Bioequivalence and Bioavailability Forum

Hi BRB,

❝ […] It makes finding information about ANVISA requirements seem like a walk in the park :)

I have given up to find sumfink useful at ANVISA’s site. Some of my Portuguese friends told me that the site is terrible.

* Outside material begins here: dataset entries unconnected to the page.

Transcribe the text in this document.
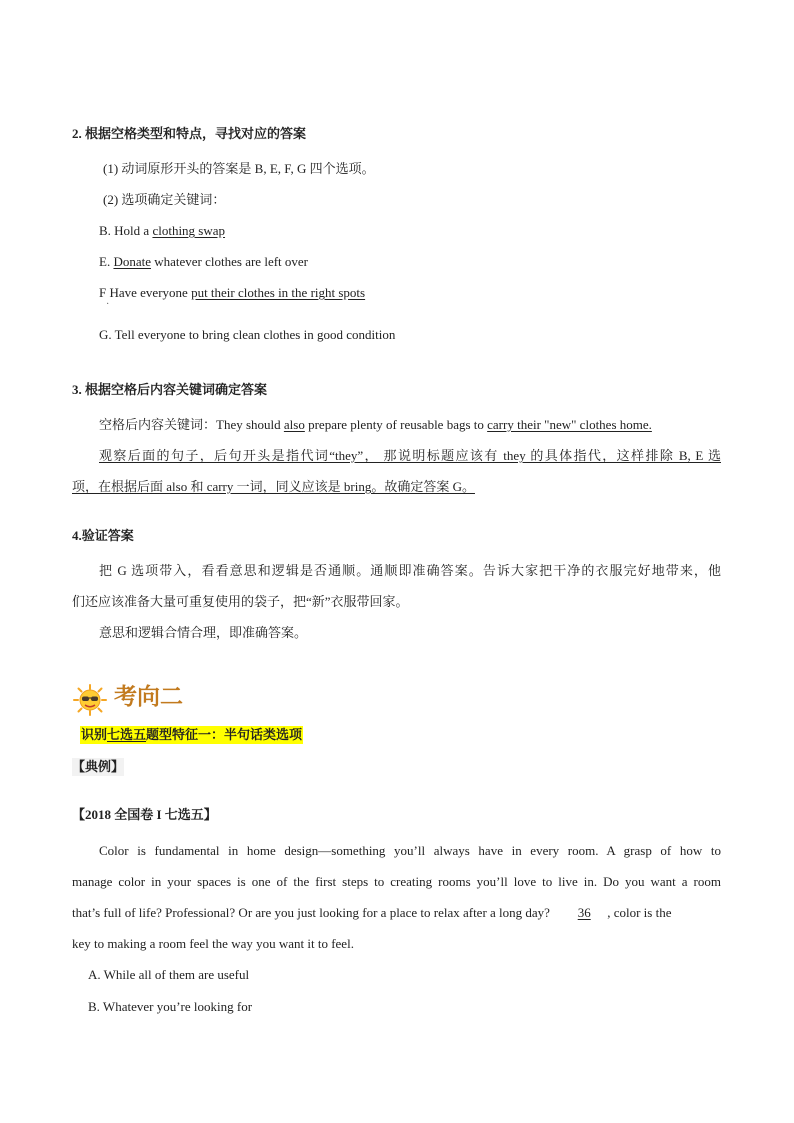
2. 根据空格类型和特点，寻找对应的答案
(1) 动词原形开头的答案是 B, E, F, G 四个选项。
(2) 选项确定关键词：
B. Hold a clothing swap
E. Donate whatever clothes are left over
F Have everyone put their clothes in the right spots
·
G. Tell everyone to bring clean clothes in good condition
3. 根据空格后内容关键词确定答案
空格后内容关键词：They should also prepare plenty of reusable bags to carry their "new" clothes home.
观察后面的句子，后句开头是指代词“they”， 那说明标题应该有 they 的具体指代，这样排除 B, E 选
项，在根据后面 also 和 carry 一词，同义应该是 bring。故确定答案 G。
4.验证答案
把 G 选项带入，看看意思和逻辑是否通顺。通顺即准确答案。告诉大家把干净的衣服完好地带来，他
们还应该准备大量可重复使用的袋子，把“新”衣服带回家。
意思和逻辑合情合理，即准确答案。
考向二
识别七选五题型特征一：半句话类选项
【典例】
【2018 全国卷 I 七选五】
Color is fundamental in home design—something you’ll always have in every room. A grasp of how to
manage color in your spaces is one of the first steps to creating rooms you’ll love to live in. Do you want a room
that’s full of life? Professional? Or are you just looking for a place to relax after a long day? 36 , color is the
key to making a room feel the way you want it to feel.
A. While all of them are useful
B. Whatever you’re looking for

❝ Do you, or does anyone know where I could find more details about reference scaling for the CFDA?

THX to Shuanghe: Appendix 9011. Appetizers (original and translate):

9011 药物制剂人体生物利用度和生物等效性试验指导原则中国药典2015
1.9 生物等效性评价
[…] 髙度变异性药品的接受范围可能在某些情况下放宽。
1.11 高变异性药物或药品
高变异性药品是指药动学参数个体内变异大于30%的药品。如果申请者怀疑一个药品的吸收速度或程度可能是髙变异的，则可以进行一项重复交叉设计的试验。
对于那些高变异性药品，如果认为差异较大对于临床的影响不大，基于临床的充分理由，则可以放宽接受范围。在这种情况下， 的接受范围可以最宽为69.84%〜143.19%.为了放宽接受范围，生物等效性试验必须是一项重复设计，来证明对于试验的参比化合物受试者内变异>30%。
申请者应说明理由，计算的受试者内变异是可靠估计，而不是逸出值的结果。要求放宽区间必须在试验计划中 预先规定。
根据受试者内变异放宽接受限的可能性不适用于AUC，它的接受限保持在80.00%〜125.00%，不管变异如何。
在重复试验设计中，采用三周期或四周期交叉方案都是可以接受的。

9011 Pharmaceutical preparations Human BA and BE test guidelines – Chinese Pharmacopoeia 2015
1.9 Bioequivalence evaluation
[…] the range of acceptance of highly variable drugs may be relaxed in some cases.
1.11 Highly variable drugs or drug products
High variability drugs refers to pharmacokinetic parameters with an within-subject variability of more than 30%. If the applicant suspects that the rate of absorption or extent of a drug may be highly variable, a repeat crossover design may be performed.
For those high variability drugs, if the difference is considered to have little effect on the clinical [outcome], based on clinical justification, you can relax the acceptance range. In this case, the acceptance range can be as broad as 69.84% ~ 143.19%. To relax the acceptance range, the bioequivalence test must be a replicate design to demonstrate that the [variability of the] reference drug in the study [is] >30%.
Applicants should state the reason that the calculated variance within the subject is a reliable estimate, rather than the result of an outlier. The request for relaxation must be specified in the study protocol.
According to the possibility of variability in the subject, the acceptance limit is not applicable to AUC, and its acceptance is maintained at 80.00% ~ 125.00%, regardless of variation.
In a repeat trial design, it is acceptable to use a three- or four-period crossover design.

In short, that’s the EMA’s approach:

• Intention to expand the BE-limits has to be stated in the protocol.
  
• Justification that widening the acceptance range is clinically not relevant.
  
• C_max only.
  
• Leveling off at 69.84–143.19% (upper cap).
  
• Outlier check.
  
• The GMR-restriction of 80.00–125.00% (mandatory in all other jurisdictions) is not mentioned. Forgotten?